後藤氏によれば、新型特急車両のプロジェクトは2014年、西武ホールディングスが東証一部上場を果たすなど西武グループにとって節目となった年にスタートしていたという。妹島氏監修の下、西武鉄道の社内で選抜されたプロジェクトチームメンバーを中心に、さまざまな議論が重ねられてきた。「西武鉄道のフラッグシップトレインとして、新たな視点でさまざまなイノベーションに挑戦した『いままでに見たことのない新しい車両』が来年3月に運行開始します。これからの西武グループの成長を象徴する、我々にとって大変有意義な車両となります」と後藤氏は述べた。

車両形式・愛称は若林氏により発表された。車両形式「001系」は「いままでに見たことのない新しい車両」「次の100年に向けた出発点である車両」を表現するため、「100年」を逆から表した「001」表記に。車両形式の英語表記は「001_series(ダブルオーワンシリーズ)」となる。
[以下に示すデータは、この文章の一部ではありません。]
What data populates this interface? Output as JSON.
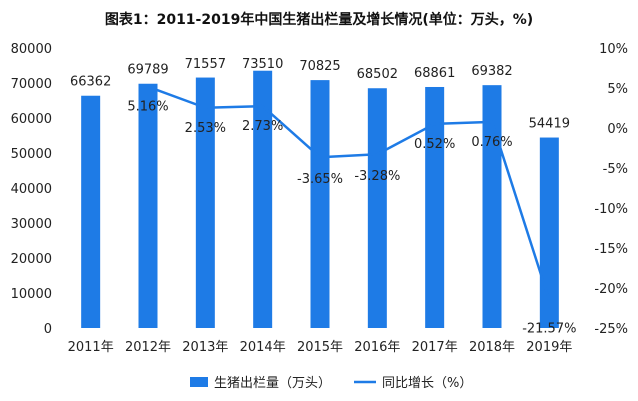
{
  "chart_data": {
    "type": "bar",
    "title": "图表1：2011-2019年中国生猪出栏量及增长情况(单位：万头，%)",
    "categories": [
      "2011年",
      "2012年",
      "2013年",
      "2014年",
      "2015年",
      "2016年",
      "2017年",
      "2018年",
      "2019年"
    ],
    "series": [
      {
        "name": "生猪出栏量（万头）",
        "type": "bar",
        "axis": "left",
        "values": [
          66362,
          69789,
          71557,
          73510,
          70825,
          68502,
          68861,
          69382,
          54419
        ],
        "labels": [
          "66362",
          "69789",
          "71557",
          "73510",
          "70825",
          "68502",
          "68861",
          "69382",
          "54419"
        ],
        "color": "#1e7be6"
      },
      {
        "name": "同比增长（%）",
        "type": "line",
        "axis": "right",
        "values": [
          null,
          5.16,
          2.53,
          2.73,
          -3.65,
          -3.28,
          0.52,
          0.76,
          -21.57
        ],
        "labels": [
          "",
          "5.16%",
          "2.53%",
          "2.73%",
          "-3.65%",
          "-3.28%",
          "0.52%",
          "0.76%",
          "-21.57%"
        ],
        "color": "#1e7be6"
      }
    ],
    "left_axis": {
      "min": 0,
      "max": 80000,
      "ticks": [
        "0",
        "10000",
        "20000",
        "30000",
        "40000",
        "50000",
        "60000",
        "70000",
        "80000"
      ]
    },
    "right_axis": {
      "min": -25,
      "max": 10,
      "ticks": [
        "-25%",
        "-20%",
        "-15%",
        "-10%",
        "-5%",
        "0%",
        "5%",
        "10%"
      ]
    },
    "grid": false,
    "legend_position": "bottom"
  }
}
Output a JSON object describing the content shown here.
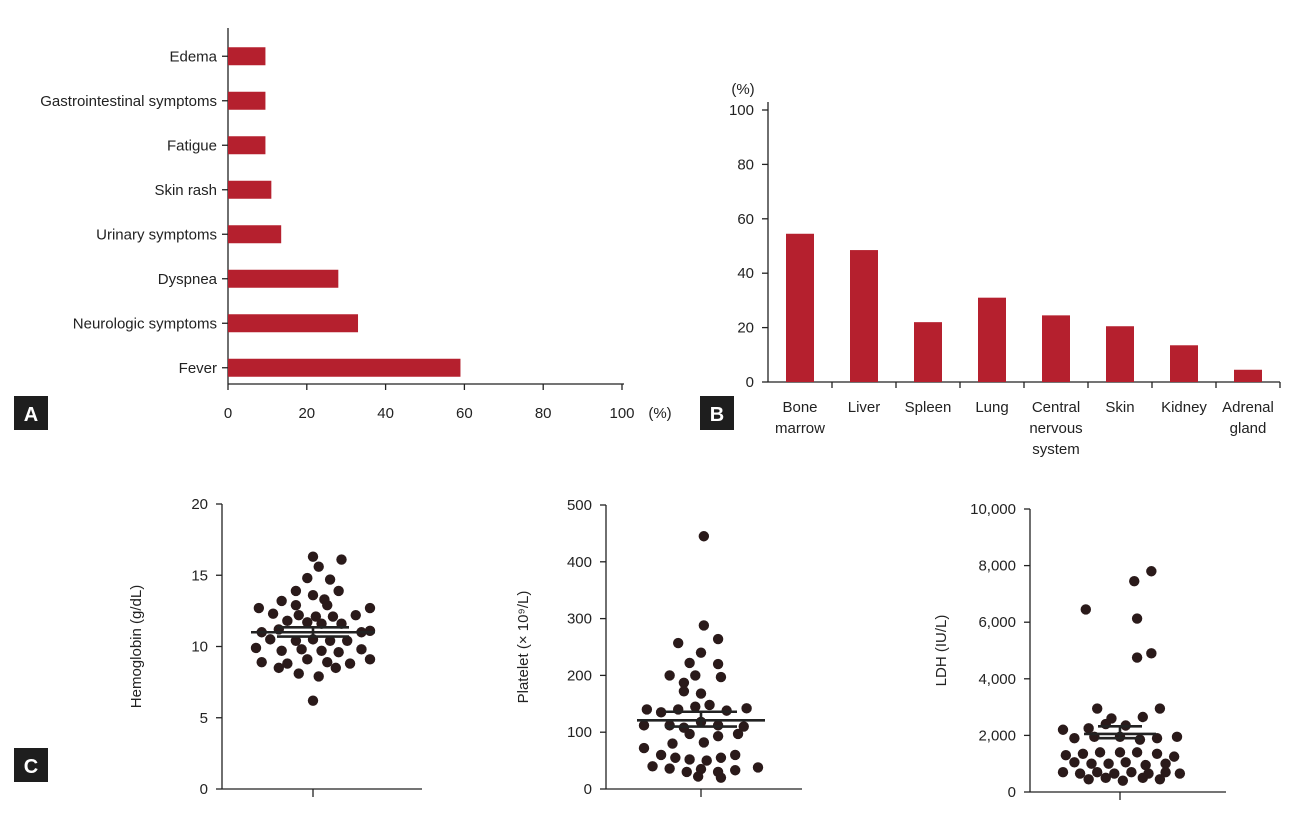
{
  "colors": {
    "bar": "#b5202e",
    "dot": "#2a1a1a",
    "axis": "#222222"
  },
  "chart_data": [
    {
      "panel": "A",
      "type": "bar",
      "orientation": "horizontal",
      "categories": [
        "Edema",
        "Gastrointestinal symptoms",
        "Fatigue",
        "Skin rash",
        "Urinary symptoms",
        "Dyspnea",
        "Neurologic symptoms",
        "Fever"
      ],
      "values": [
        9.5,
        9.5,
        9.5,
        11,
        13.5,
        28,
        33,
        59
      ],
      "xlim": [
        0,
        100
      ],
      "xticks": [
        "0",
        "20",
        "40",
        "60",
        "80",
        "100"
      ],
      "xunit": "(%)",
      "grid": false
    },
    {
      "panel": "B",
      "type": "bar",
      "orientation": "vertical",
      "categories": [
        [
          "Bone",
          "marrow"
        ],
        [
          "Liver"
        ],
        [
          "Spleen"
        ],
        [
          "Lung"
        ],
        [
          "Central",
          "nervous",
          "system"
        ],
        [
          "Skin"
        ],
        [
          "Kidney"
        ],
        [
          "Adrenal",
          "gland"
        ]
      ],
      "values": [
        54.5,
        48.5,
        22,
        31,
        24.5,
        20.5,
        13.5,
        4.5
      ],
      "ylim": [
        0,
        100
      ],
      "yticks": [
        "0",
        "20",
        "40",
        "60",
        "80",
        "100"
      ],
      "yunit": "(%)",
      "grid": false
    },
    {
      "panel": "C",
      "type": "scatter",
      "ylabel": "Hemoglobin (g/dL)",
      "ylim": [
        0,
        20
      ],
      "yticks": [
        "0",
        "5",
        "10",
        "15",
        "20"
      ],
      "mean": 11.0,
      "sem": [
        10.7,
        11.35
      ],
      "points": [
        [
          0,
          16.3
        ],
        [
          0.5,
          16.1
        ],
        [
          0.1,
          15.6
        ],
        [
          -0.1,
          14.8
        ],
        [
          0.3,
          14.7
        ],
        [
          -0.3,
          13.9
        ],
        [
          0.45,
          13.9
        ],
        [
          0,
          13.6
        ],
        [
          0.2,
          13.3
        ],
        [
          -0.55,
          13.2
        ],
        [
          -0.3,
          12.9
        ],
        [
          0.25,
          12.9
        ],
        [
          -0.95,
          12.7
        ],
        [
          1.0,
          12.7
        ],
        [
          -0.7,
          12.3
        ],
        [
          -0.25,
          12.2
        ],
        [
          0.05,
          12.1
        ],
        [
          0.35,
          12.1
        ],
        [
          0.75,
          12.2
        ],
        [
          -0.45,
          11.8
        ],
        [
          -0.1,
          11.7
        ],
        [
          0.15,
          11.6
        ],
        [
          0.5,
          11.6
        ],
        [
          -0.9,
          11.0
        ],
        [
          -0.6,
          11.2
        ],
        [
          0.85,
          11.0
        ],
        [
          1.0,
          11.1
        ],
        [
          -0.75,
          10.5
        ],
        [
          -0.3,
          10.4
        ],
        [
          0.0,
          10.5
        ],
        [
          0.3,
          10.4
        ],
        [
          0.6,
          10.4
        ],
        [
          -1.0,
          9.9
        ],
        [
          -0.55,
          9.7
        ],
        [
          -0.2,
          9.8
        ],
        [
          0.15,
          9.7
        ],
        [
          0.45,
          9.6
        ],
        [
          0.85,
          9.8
        ],
        [
          -0.9,
          8.9
        ],
        [
          -0.45,
          8.8
        ],
        [
          -0.1,
          9.1
        ],
        [
          0.25,
          8.9
        ],
        [
          0.65,
          8.8
        ],
        [
          1.0,
          9.1
        ],
        [
          -0.6,
          8.5
        ],
        [
          0.4,
          8.5
        ],
        [
          -0.25,
          8.1
        ],
        [
          0.1,
          7.9
        ],
        [
          0.0,
          6.2
        ]
      ]
    },
    {
      "panel": "C",
      "type": "scatter",
      "ylabel": "Platelet (× 10⁹/L)",
      "ylim": [
        0,
        500
      ],
      "yticks": [
        "0",
        "100",
        "200",
        "300",
        "400",
        "500"
      ],
      "mean": 121,
      "sem": [
        110,
        136
      ],
      "points": [
        [
          0.05,
          445
        ],
        [
          0.05,
          288
        ],
        [
          -0.4,
          257
        ],
        [
          0.3,
          264
        ],
        [
          0.0,
          240
        ],
        [
          -0.2,
          222
        ],
        [
          0.3,
          220
        ],
        [
          -0.1,
          200
        ],
        [
          0.35,
          197
        ],
        [
          -0.55,
          200
        ],
        [
          -0.3,
          187
        ],
        [
          -0.3,
          172
        ],
        [
          0.0,
          168
        ],
        [
          -0.95,
          140
        ],
        [
          -0.7,
          135
        ],
        [
          -0.4,
          140
        ],
        [
          -0.1,
          145
        ],
        [
          0.15,
          148
        ],
        [
          0.45,
          138
        ],
        [
          0.8,
          142
        ],
        [
          0.75,
          110
        ],
        [
          0.3,
          112
        ],
        [
          0.0,
          118
        ],
        [
          -0.3,
          108
        ],
        [
          -0.55,
          112
        ],
        [
          -1.0,
          112
        ],
        [
          -0.2,
          97
        ],
        [
          0.3,
          93
        ],
        [
          0.65,
          97
        ],
        [
          -0.5,
          80
        ],
        [
          0.05,
          82
        ],
        [
          -1.0,
          72
        ],
        [
          -0.7,
          60
        ],
        [
          -0.45,
          55
        ],
        [
          -0.2,
          52
        ],
        [
          0.1,
          50
        ],
        [
          0.35,
          55
        ],
        [
          0.6,
          60
        ],
        [
          -0.85,
          40
        ],
        [
          -0.55,
          36
        ],
        [
          -0.25,
          30
        ],
        [
          0.0,
          35
        ],
        [
          0.3,
          30
        ],
        [
          0.6,
          33
        ],
        [
          1.0,
          38
        ],
        [
          -0.05,
          22
        ],
        [
          0.35,
          20
        ]
      ]
    },
    {
      "panel": "C",
      "type": "scatter",
      "ylabel": "LDH (IU/L)",
      "ylim": [
        0,
        10000
      ],
      "yticks": [
        "0",
        "2,000",
        "4,000",
        "6,000",
        "8,000",
        "10,000"
      ],
      "mean": 2050,
      "sem": [
        1900,
        2320
      ],
      "points": [
        [
          0.55,
          7800
        ],
        [
          0.25,
          7450
        ],
        [
          -0.6,
          6450
        ],
        [
          0.3,
          6130
        ],
        [
          0.55,
          4900
        ],
        [
          0.3,
          4750
        ],
        [
          -0.4,
          2950
        ],
        [
          0.7,
          2950
        ],
        [
          -0.15,
          2600
        ],
        [
          0.4,
          2650
        ],
        [
          -1.0,
          2200
        ],
        [
          -0.55,
          2250
        ],
        [
          -0.25,
          2400
        ],
        [
          0.1,
          2350
        ],
        [
          -0.8,
          1900
        ],
        [
          -0.45,
          1950
        ],
        [
          0.0,
          1950
        ],
        [
          0.35,
          1850
        ],
        [
          0.65,
          1900
        ],
        [
          1.0,
          1950
        ],
        [
          -0.95,
          1300
        ],
        [
          -0.65,
          1350
        ],
        [
          -0.35,
          1400
        ],
        [
          0.0,
          1400
        ],
        [
          0.3,
          1400
        ],
        [
          0.65,
          1350
        ],
        [
          0.95,
          1250
        ],
        [
          -0.8,
          1050
        ],
        [
          -0.5,
          1000
        ],
        [
          -0.2,
          1000
        ],
        [
          0.1,
          1050
        ],
        [
          0.45,
          950
        ],
        [
          0.8,
          1000
        ],
        [
          -1.0,
          700
        ],
        [
          -0.7,
          650
        ],
        [
          -0.4,
          700
        ],
        [
          -0.1,
          650
        ],
        [
          0.2,
          700
        ],
        [
          0.5,
          650
        ],
        [
          0.8,
          700
        ],
        [
          1.05,
          650
        ],
        [
          -0.55,
          450
        ],
        [
          -0.25,
          500
        ],
        [
          0.05,
          400
        ],
        [
          0.4,
          500
        ],
        [
          0.7,
          450
        ]
      ]
    }
  ],
  "panel_labels": {
    "a": "A",
    "b": "B",
    "c": "C"
  }
}
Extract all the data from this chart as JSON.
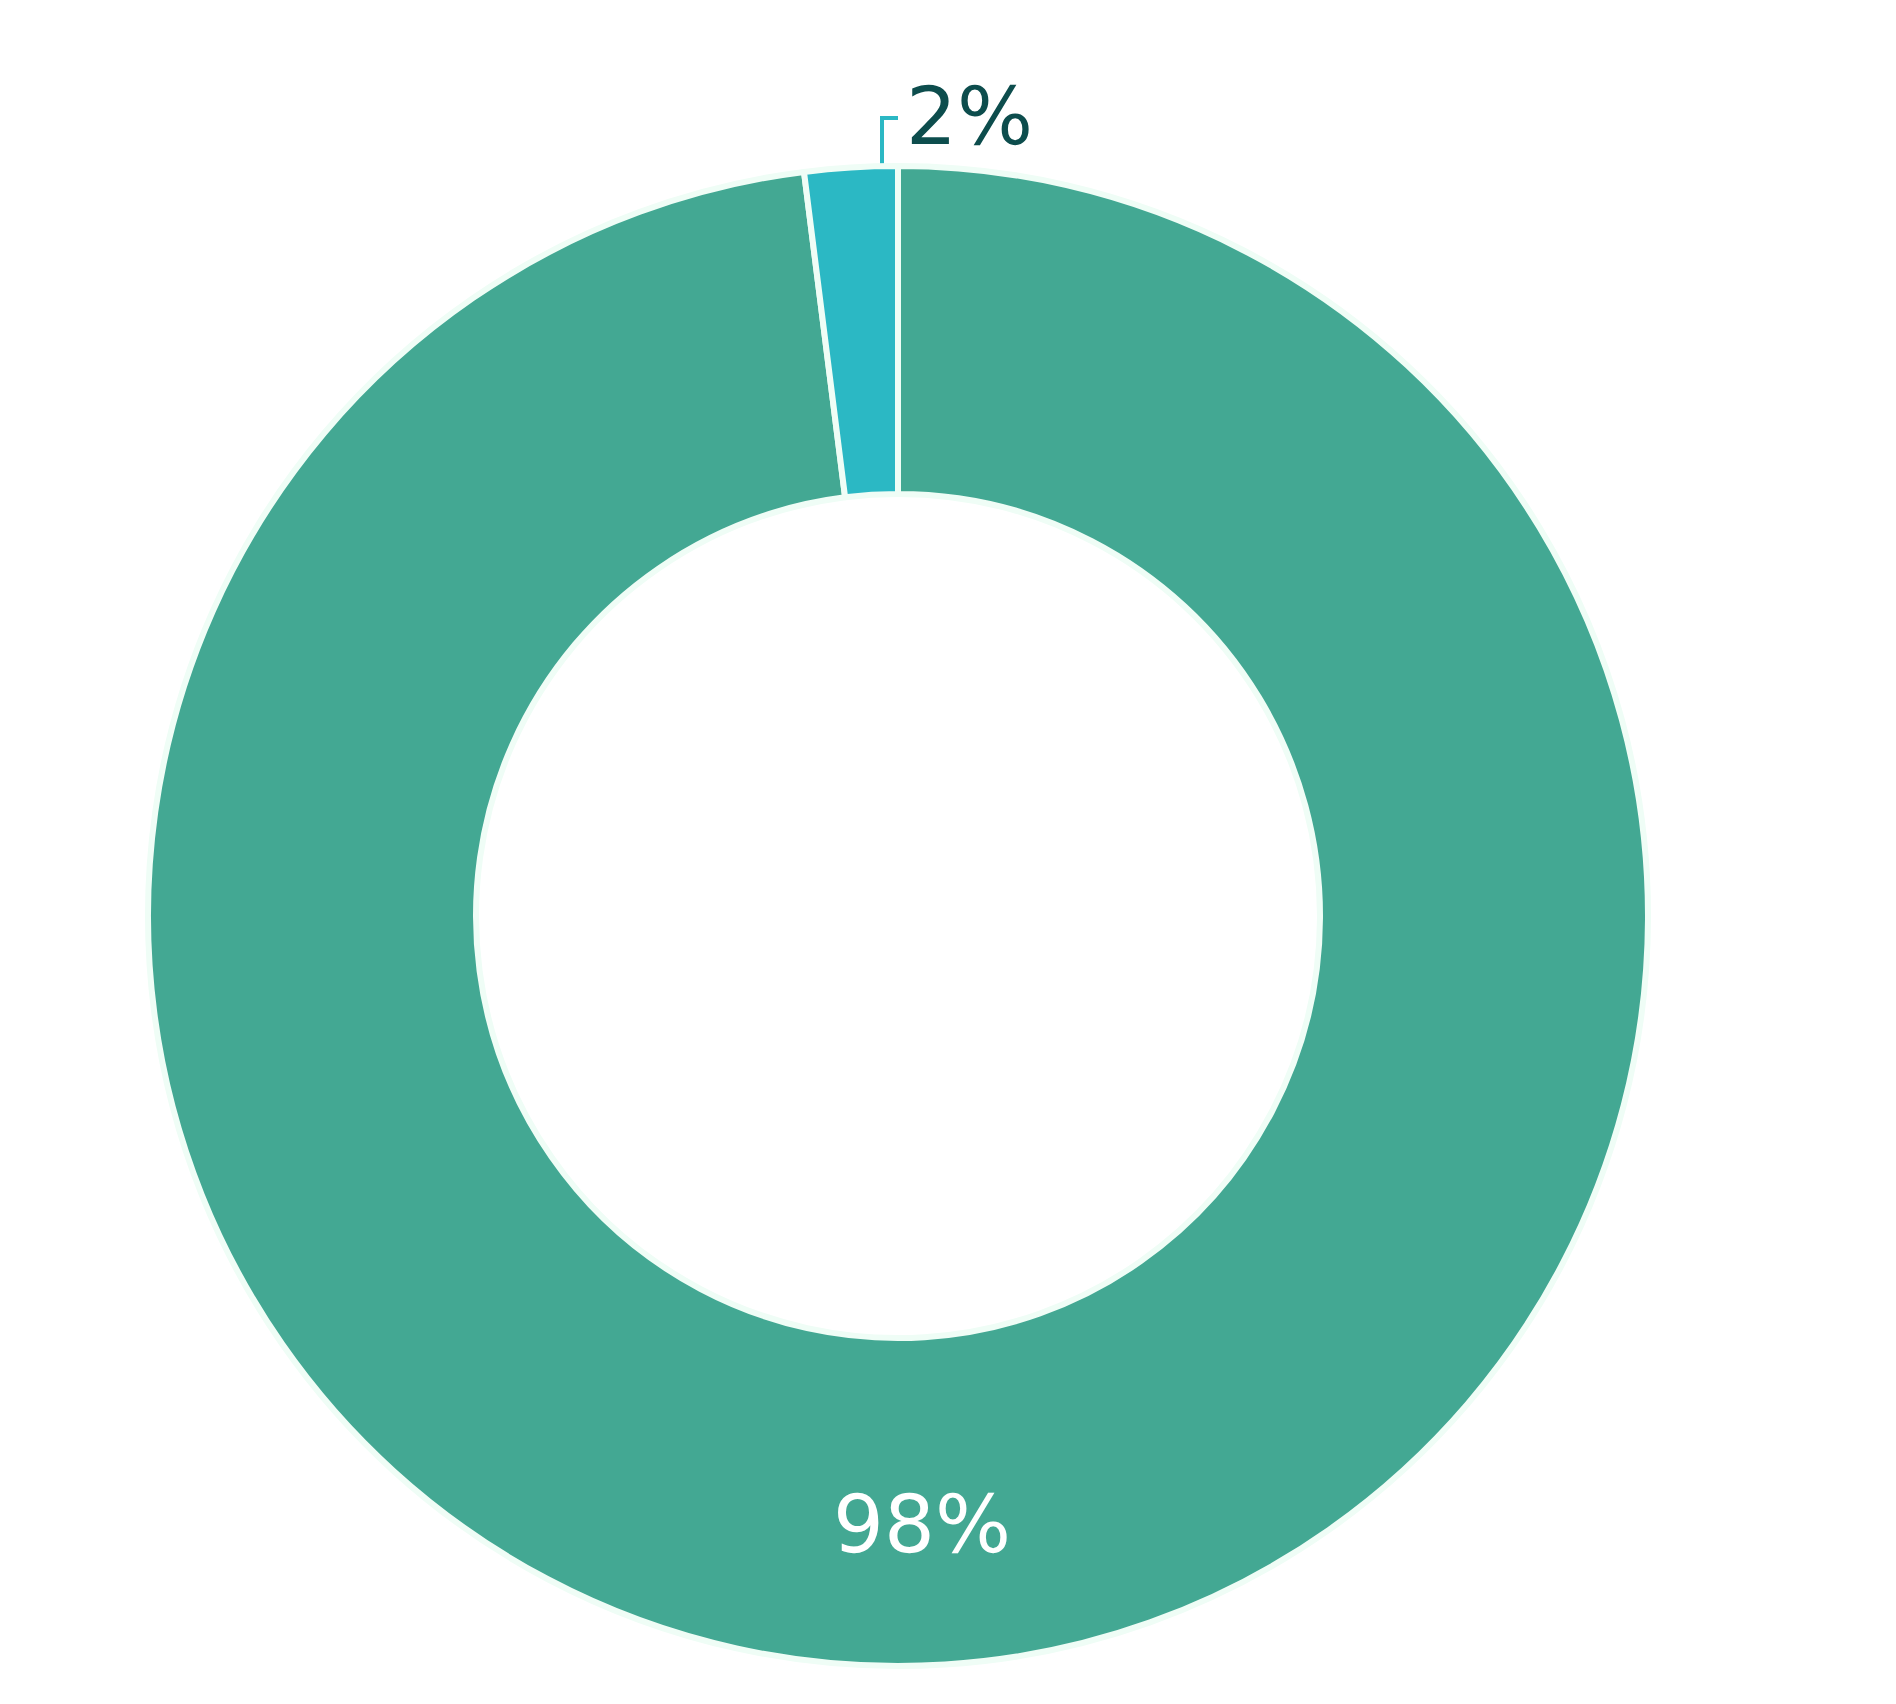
{
  "chart_data": {
    "type": "donut",
    "categories": [
      null,
      null
    ],
    "values": [
      98,
      2
    ],
    "colors": [
      "#43a893",
      "#2bb8c4"
    ],
    "value_labels": [
      "98%",
      "2%"
    ]
  }
}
愛称は「プロジェクトメンバーにデザイナーも加わってブレストを行い、100以上に及ぶ愛称案の中から熟考の末、最終決定しました」とのこと。

「ラビュー(Laview)」の名称について、若林氏は「『L』は贅沢(Luxury)なリビング(Living)のような空間、『a』は従来のレッドアローと同様、お客様が特急電車に求める矢(arrow)のような速達性、『view』は等間隔で配置した大きな窓から移りゆく眺望を楽しんでいただきたいとの思いを込めています」と説明。「Laview」のロゴマークは妹島氏にデザインを依頼し、「流れるような車体にふさわしいロゴとするため、スマートなオリジナルフォントを採用し、シンプルで飽きの来ない書体としていただきました」。愛称決定を受け、「従前のレッドアローと同様、当社のフラッグシップトレインの愛称として、末永く親しみを持って呼んでいただければ幸いです」と若林氏は述べた。

  • 新型特急車両001系「ラビュー」の座席(モックアップ)もお披露目された

車内の座席はあたたかな黄色配色を基調としており、利用者の背丈サイズに合わせて調節できる手動式可動枕を設置したほか、各座席に電源コンセント(AC100V)を設けた。大型の背面テーブルに加え、向かい合わせに座席を転換しても使用できるインアームテーブルを設置。ビジネスシーンにも、秩父へのグループ観光にも適した機能面のバリューアップをめざしたという。各車両に「SEIBU FREE Wi-Fi」も導入する。

会見後に行われた報道陣との質疑応答では、新型特急車両が地下鉄に乗り入れる可能性や、新宿線への導入予定に関する質問も。西武鉄道取締役 常務執行役員の飯田則昭氏がこれらの質問に答え、「地下鉄に乗入れ可能な構造になっていますが、現時点で直通の計画はありません」「001系は今年度末から来年度にかけて計7編成を池袋線・西武秩父線に導入予定です。新宿線に関しては、現時点では決まっていません」とのことだった。

長年親しまれた「レッドアロー」に代わる愛称を決めたことに関して、若林氏は「もちろんレッドアローにも思い入れはありますが、(『ラビュー』は)西武鉄道の100年に向けた新しい特急車両ですので、これはこれでぜひ皆さんにかわいがってほしい」とコメント。続いて妹島氏も取材に応じ、車内の座席などを黄色配色とした理由について「私は学生時代、ずっと西武新宿線で通っていたので愛着があります。(座席などの配色を)黄色にしたのも、西武線というと黄色のイメージが強いと思うんですよね」と話す場面もあった。

西武鉄道の新型特急車両001系「ラビュー(Laview)」は8両編成で、乗車定員は422席(全席指定)。2018年度はこのほど搬入された第1編成を含む2編成16両、2019年度は5編成40両を導入し、池袋線・西武秩父線(池袋~西武秩父間)で運行中の10000系「ニューレッドアロー」を順次置き換える。2019年3月から営業運転を開始し、特急「ちちぶ」「むさし」として運行される。特急料金は現行の特急レッドアローと同じく大人300~700円・小児150~350円。運行開始日・運転時刻など詳細は決定し次第、改めて発表される。